Celle-ci ne sera-t-elle pas beaucoup plus tard confortée par une décision politique des Castillans, face au pouvoir catalan, avec la construction du plus gros aéroport de la Péninsule ?

Intervenant non identifié

À Berlin, après d’interminables débats, il fut décidé au début des années 2000 de reconstruire le château baroque de Hohenzellern, haut lieu symbolique, résidence des souverains prussiens puis des empereurs allemands, rasé en 1950 pour construire le Palais de la République. Quelle place cette reconstruction a-t-elle prise pour Berlin capitale ?

 

Antoine Laporte :

Oui, cela a eu une importance. Mais tout est imbriqué. Était-ce pour le statut de Berlin capitale de l’Allemagne, ou pour son affirmation sur le plan international en se dotant d’un musée d’art contemporain ? Le site est selon moi en grande partie illisible. Le Palais de la République a été déconstruit en grande partie parce qu’il était rempli d’amiante, et parce les Chrétiens Démocrates alors au pouvoir voulaient absolument effacer ce signe de la dictature est-allemande. Le projet urbain qui lui succède est curieux car il s’agit de reconstruire ce qu’il y avait là avant la guerre, le château de Berlin, reconstruit à l’identique avec une structure en béton armé pour en faire un musée d’art contemporain. Mais qu’est-ce que ce bâtiment veut dire aujourd’hui ? On remplace le symbole d’une dictature par le symbole de la Prusse d’avant 1918… qui n’était pas spécialement une démocratie…

Mais cela participe de l’idée qu’on replace ainsi Berlin dans une tradition de long terme. Berlin avait beaucoup souffert dans les années 90 car elle représentait l’Allemagne qui avait tout raté. Elle avait été la capitale du Reich, puis de la RDA, les deux régimes honnis après la réunification, et pour ces raisons elle ne devait pas être capitale. Finalement, elle essaie d’effacer ce passé-là en détruisant le Palais de la République et en se rattachant à des racines plus anciennes.

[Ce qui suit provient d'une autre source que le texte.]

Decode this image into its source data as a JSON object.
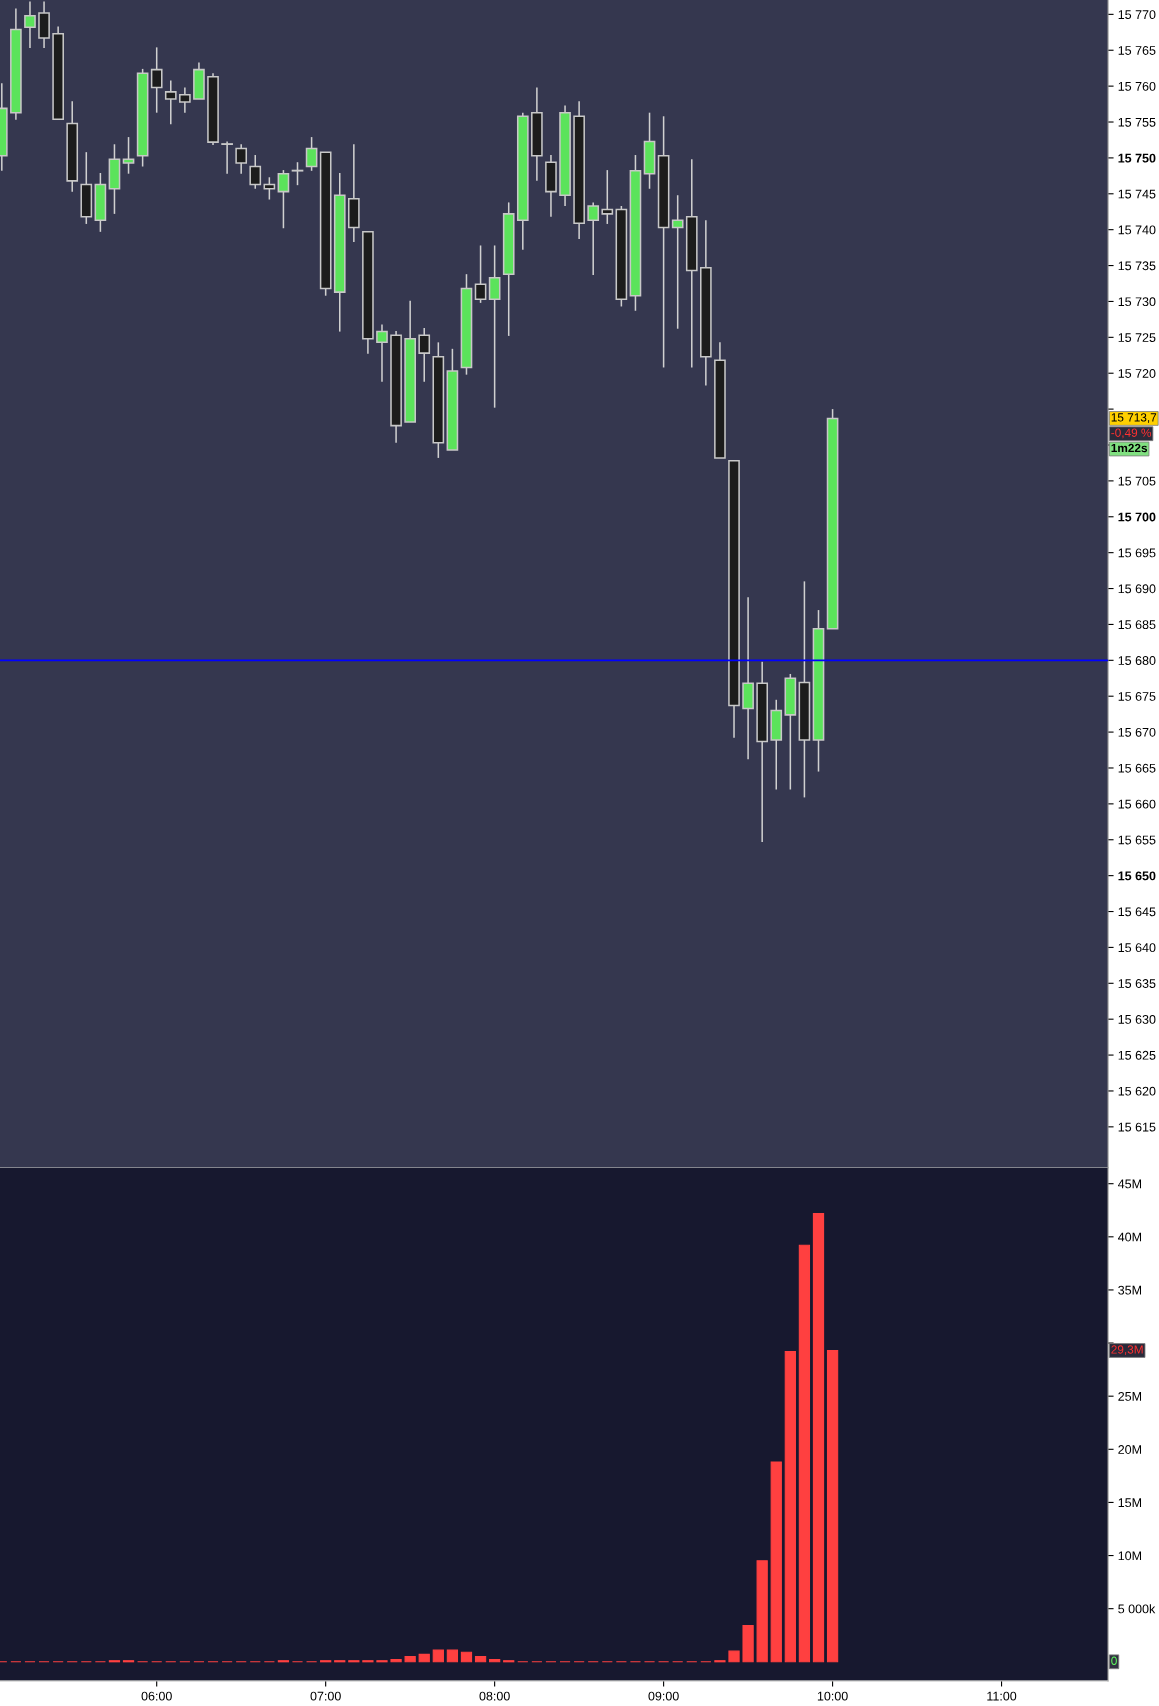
{
  "chart_data": [
    {
      "type": "candlestick",
      "x": [
        5.0833,
        5.1667,
        5.25,
        5.3333,
        5.4167,
        5.5,
        5.5833,
        5.6667,
        5.75,
        5.8333,
        5.9167,
        6.0,
        6.0833,
        6.1667,
        6.25,
        6.3333,
        6.4167,
        6.5,
        6.5833,
        6.6667,
        6.75,
        6.8333,
        6.9167,
        7.0,
        7.0833,
        7.1667,
        7.25,
        7.3333,
        7.4167,
        7.5,
        7.5833,
        7.6667,
        7.75,
        7.8333,
        7.9167,
        8.0,
        8.0833,
        8.1667,
        8.25,
        8.3333,
        8.4167,
        8.5,
        8.5833,
        8.6667,
        8.75,
        8.8333,
        8.9167,
        9.0,
        9.0833,
        9.1667,
        9.25,
        9.3333,
        9.4167,
        9.5,
        9.5833,
        9.6667,
        9.75,
        9.8333,
        9.9167,
        10.0
      ],
      "ohlc": [
        [
          15750.3,
          15760.4,
          15748.2,
          15756.9
        ],
        [
          15756.3,
          15770.8,
          15755.3,
          15767.9
        ],
        [
          15768.2,
          15771.8,
          15765.3,
          15769.8
        ],
        [
          15770.2,
          15771.8,
          15765.3,
          15766.7
        ],
        [
          15767.3,
          15768.3,
          15755.4,
          15755.4
        ],
        [
          15754.8,
          15757.9,
          15745.3,
          15746.8
        ],
        [
          15746.3,
          15750.8,
          15740.8,
          15741.8
        ],
        [
          15741.3,
          15747.9,
          15739.7,
          15746.3
        ],
        [
          15745.7,
          15751.9,
          15742.2,
          15749.8
        ],
        [
          15749.3,
          15752.9,
          15747.8,
          15749.8
        ],
        [
          15750.3,
          15762.4,
          15748.8,
          15761.8
        ],
        [
          15762.3,
          15765.4,
          15756.3,
          15759.8
        ],
        [
          15759.2,
          15760.8,
          15754.7,
          15758.2
        ],
        [
          15758.8,
          15759.8,
          15756.3,
          15757.8
        ],
        [
          15758.2,
          15763.3,
          15758.2,
          15762.3
        ],
        [
          15761.3,
          15761.8,
          15751.8,
          15752.2
        ],
        [
          15751.9,
          15752.3,
          15747.8,
          15751.9
        ],
        [
          15751.3,
          15751.9,
          15747.8,
          15749.3
        ],
        [
          15748.8,
          15750.4,
          15745.7,
          15746.3
        ],
        [
          15746.3,
          15747.3,
          15744.2,
          15745.7
        ],
        [
          15745.3,
          15748.3,
          15740.2,
          15747.8
        ],
        [
          15748.2,
          15749.4,
          15746.2,
          15748.2
        ],
        [
          15748.8,
          15752.9,
          15748.2,
          15751.3
        ],
        [
          15750.8,
          15750.8,
          15730.8,
          15731.8
        ],
        [
          15731.3,
          15747.9,
          15725.8,
          15744.8
        ],
        [
          15744.3,
          15751.9,
          15738.3,
          15740.3
        ],
        [
          15739.7,
          15739.7,
          15722.7,
          15724.8
        ],
        [
          15724.3,
          15726.8,
          15718.8,
          15725.8
        ],
        [
          15725.3,
          15725.9,
          15710.3,
          15712.7
        ],
        [
          15713.2,
          15730.1,
          15713.2,
          15724.8
        ],
        [
          15725.3,
          15726.3,
          15718.8,
          15722.8
        ],
        [
          15722.3,
          15724.3,
          15708.2,
          15710.3
        ],
        [
          15709.3,
          15723.4,
          15709.3,
          15720.3
        ],
        [
          15720.8,
          15733.8,
          15719.8,
          15731.8
        ],
        [
          15732.4,
          15737.8,
          15729.8,
          15730.3
        ],
        [
          15730.3,
          15737.8,
          15715.2,
          15733.3
        ],
        [
          15733.8,
          15743.8,
          15725.2,
          15742.2
        ],
        [
          15741.3,
          15756.3,
          15737.2,
          15755.8
        ],
        [
          15756.3,
          15759.8,
          15746.8,
          15750.3
        ],
        [
          15749.4,
          15750.4,
          15741.8,
          15745.3
        ],
        [
          15744.8,
          15757.3,
          15743.3,
          15756.3
        ],
        [
          15755.8,
          15757.9,
          15738.7,
          15740.9
        ],
        [
          15741.3,
          15743.8,
          15733.7,
          15743.3
        ],
        [
          15742.8,
          15748.3,
          15740.8,
          15742.2
        ],
        [
          15742.8,
          15743.3,
          15729.3,
          15730.3
        ],
        [
          15730.8,
          15750.4,
          15728.7,
          15748.2
        ],
        [
          15747.8,
          15756.3,
          15745.7,
          15752.3
        ],
        [
          15750.3,
          15755.8,
          15720.8,
          15740.3
        ],
        [
          15740.3,
          15744.8,
          15726.2,
          15741.3
        ],
        [
          15741.8,
          15749.8,
          15720.8,
          15734.3
        ],
        [
          15734.7,
          15741.3,
          15718.3,
          15722.3
        ],
        [
          15721.8,
          15724.3,
          15708.2,
          15708.2
        ],
        [
          15707.8,
          15707.8,
          15669.2,
          15673.7
        ],
        [
          15673.3,
          15688.8,
          15666.2,
          15676.8
        ],
        [
          15676.8,
          15679.8,
          15654.7,
          15668.7
        ],
        [
          15668.9,
          15674.5,
          15662.0,
          15673.0
        ],
        [
          15672.4,
          15678.1,
          15662.0,
          15677.5
        ],
        [
          15676.9,
          15691.0,
          15660.9,
          15668.9
        ],
        [
          15668.9,
          15687.0,
          15664.5,
          15684.4
        ],
        [
          15684.4,
          15715.0,
          15684.4,
          15713.7
        ]
      ],
      "colors": [
        "#5be35b",
        "#5be35b",
        "#5be35b",
        "#1c1c1c",
        "#1c1c1c",
        "#1c1c1c",
        "#1c1c1c",
        "#5be35b",
        "#5be35b",
        "#5be35b",
        "#5be35b",
        "#1c1c1c",
        "#1c1c1c",
        "#1c1c1c",
        "#5be35b",
        "#1c1c1c",
        "#1c1c1c",
        "#1c1c1c",
        "#1c1c1c",
        "#1c1c1c",
        "#5be35b",
        "#1c1c1c",
        "#5be35b",
        "#1c1c1c",
        "#5be35b",
        "#1c1c1c",
        "#1c1c1c",
        "#5be35b",
        "#1c1c1c",
        "#5be35b",
        "#1c1c1c",
        "#1c1c1c",
        "#5be35b",
        "#5be35b",
        "#1c1c1c",
        "#5be35b",
        "#5be35b",
        "#5be35b",
        "#1c1c1c",
        "#1c1c1c",
        "#5be35b",
        "#1c1c1c",
        "#5be35b",
        "#1c1c1c",
        "#1c1c1c",
        "#5be35b",
        "#5be35b",
        "#1c1c1c",
        "#5be35b",
        "#1c1c1c",
        "#1c1c1c",
        "#1c1c1c",
        "#1c1c1c",
        "#5be35b",
        "#1c1c1c",
        "#5be35b",
        "#5be35b",
        "#1c1c1c",
        "#5be35b",
        "#5be35b"
      ],
      "xlim": [
        5.0726,
        11.63
      ],
      "ylim": [
        15609.3,
        15772.0
      ],
      "yticks": [
        {
          "value": 15615,
          "label": "15 615"
        },
        {
          "value": 15620,
          "label": "15 620"
        },
        {
          "value": 15625,
          "label": "15 625"
        },
        {
          "value": 15630,
          "label": "15 630"
        },
        {
          "value": 15635,
          "label": "15 635"
        },
        {
          "value": 15640,
          "label": "15 640"
        },
        {
          "value": 15645,
          "label": "15 645"
        },
        {
          "value": 15650,
          "label": "15 650"
        },
        {
          "value": 15655,
          "label": "15 655"
        },
        {
          "value": 15660,
          "label": "15 660"
        },
        {
          "value": 15665,
          "label": "15 665"
        },
        {
          "value": 15670,
          "label": "15 670"
        },
        {
          "value": 15675,
          "label": "15 675"
        },
        {
          "value": 15680,
          "label": "15 680"
        },
        {
          "value": 15685,
          "label": "15 685"
        },
        {
          "value": 15690,
          "label": "15 690"
        },
        {
          "value": 15695,
          "label": "15 695"
        },
        {
          "value": 15700,
          "label": "15 700"
        },
        {
          "value": 15705,
          "label": "15 705"
        },
        {
          "value": 15710,
          "label": null
        },
        {
          "value": 15715,
          "label": null
        },
        {
          "value": 15720,
          "label": "15 720"
        },
        {
          "value": 15725,
          "label": "15 725"
        },
        {
          "value": 15730,
          "label": "15 730"
        },
        {
          "value": 15735,
          "label": "15 735"
        },
        {
          "value": 15740,
          "label": "15 740"
        },
        {
          "value": 15745,
          "label": "15 745"
        },
        {
          "value": 15750,
          "label": "15 750"
        },
        {
          "value": 15755,
          "label": "15 755"
        },
        {
          "value": 15760,
          "label": "15 760"
        },
        {
          "value": 15765,
          "label": "15 765"
        },
        {
          "value": 15770,
          "label": "15 770"
        }
      ],
      "ref_lines": [
        {
          "axis": "y",
          "value": 15680,
          "color": "#0000ff"
        }
      ],
      "annotations": [
        "15 713,7",
        "-0,49 %",
        "1m22s"
      ],
      "tick_labels": "y",
      "grid": false,
      "legend": false
    },
    {
      "type": "bar",
      "x": [
        5.0833,
        5.1667,
        5.25,
        5.3333,
        5.4167,
        5.5,
        5.5833,
        5.6667,
        5.75,
        5.8333,
        5.9167,
        6.0,
        6.0833,
        6.1667,
        6.25,
        6.3333,
        6.4167,
        6.5,
        6.5833,
        6.6667,
        6.75,
        6.8333,
        6.9167,
        7.0,
        7.0833,
        7.1667,
        7.25,
        7.3333,
        7.4167,
        7.5,
        7.5833,
        7.6667,
        7.75,
        7.8333,
        7.9167,
        8.0,
        8.0833,
        8.1667,
        8.25,
        8.3333,
        8.4167,
        8.5,
        8.5833,
        8.6667,
        8.75,
        8.8333,
        8.9167,
        9.0,
        9.0833,
        9.1667,
        9.25,
        9.3333,
        9.4167,
        9.5,
        9.5833,
        9.6667,
        9.75,
        9.8333,
        9.9167,
        10.0
      ],
      "values": [
        0,
        0,
        0,
        0,
        0,
        0,
        0,
        0,
        100000,
        100000,
        0,
        0,
        0,
        0,
        0,
        0,
        0,
        0,
        0,
        0,
        100000,
        0,
        0,
        100000,
        100000,
        100000,
        100000,
        100000,
        200000,
        500000,
        700000,
        1100000,
        1100000,
        900000,
        500000,
        200000,
        100000,
        0,
        0,
        0,
        0,
        0,
        0,
        0,
        0,
        0,
        0,
        0,
        0,
        0,
        0,
        100000,
        1000000,
        3400000,
        9500000,
        18800000,
        29200000,
        39200000,
        42200000,
        29300000
      ],
      "color": "#ff4040",
      "xlim": [
        5.0726,
        11.63
      ],
      "xticks": [
        {
          "value": 6,
          "label": "06:00"
        },
        {
          "value": 7,
          "label": "07:00"
        },
        {
          "value": 8,
          "label": "08:00"
        },
        {
          "value": 9,
          "label": "09:00"
        },
        {
          "value": 10,
          "label": "10:00"
        },
        {
          "value": 11,
          "label": "11:00"
        }
      ],
      "ylim": [
        -1800000,
        46500000
      ],
      "yticks": [
        {
          "value": 5000000,
          "label": "5 000k"
        },
        {
          "value": 10000000,
          "label": "10M"
        },
        {
          "value": 15000000,
          "label": "15M"
        },
        {
          "value": 20000000,
          "label": "20M"
        },
        {
          "value": 25000000,
          "label": "25M"
        },
        {
          "value": 30000000,
          "label": null
        },
        {
          "value": 35000000,
          "label": "35M"
        },
        {
          "value": 40000000,
          "label": "40M"
        },
        {
          "value": 45000000,
          "label": "45M"
        }
      ],
      "annotations": [
        "29,3M",
        "0"
      ],
      "grid": false,
      "legend": false
    }
  ]
}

Chloé , question à Denis Menjot :

Vous évoquiez votre rapport introductif à l’ouvrage sur les villes capitales au Moyen Âge, écrit en 2005 avec Patrick Boucheron et Pierre Monnet. Soutenez-vous toujours les mêmes conclusions aujourd’hui? Il y a-t-il eu des déplacements historiographiques en 15 ans ? Par ailleurs, le terme de métropole est fréquemment utilisé dans votre article, par exemple pour parler de Florence comme métropole industrielle et marchande. Ce terme fait-il débat parmi les historiens médiévistes ?

Denis Menjot :

Oui, nous avons continué à travailler sur ce thème et intégré les apports de la thèse de Laurence Buchholzer-Rémy sur Nuremberg par exemple (Une ville en ses réseaux, Nuremberg à la fin du Moyen Âge, 2006). Nous avons aussi  travaillé avec des historiens allemands sur le rapport entre la cour et la ville, etc. Le terme de métropole est bien sûr beaucoup moins utilisé pour le Moyen Âge que pour l’époque contemporaine. On a voulu évoquer la pluralité de ces capitales qui ne sont forcément des capitales de pays (mono-capitale, centre d’un État) mais des villes ayant des indices de « capitalité », la fonctionnalité et la spatialité d’une capitale dans un État, une province, une principauté ou dans une monarchie. Nous avons beaucoup développé l’exemple de Frédéric II et des trois centres de son État qu’il voulait centraliser, chacun ayant des fonctions capitales, d’administration du gouvernement. Les choses se sont révélées assez complexes à partir des bases que l’on avait posées il y a une quinzaine d’années, et bien souvent plurielles. Notre étude sur la relation cour / ville montre que parfois la ville est dynamisée parce qu’elle sert de résidence au pouvoir, mais parfois la résidence est hors de la ville capitale. Je pense à Petrópolis au Brésil par exemple. On pourrait aussi développer sur l’aspect économique, et les travaux des géographes, notamment ceux du géographe Paul Claval.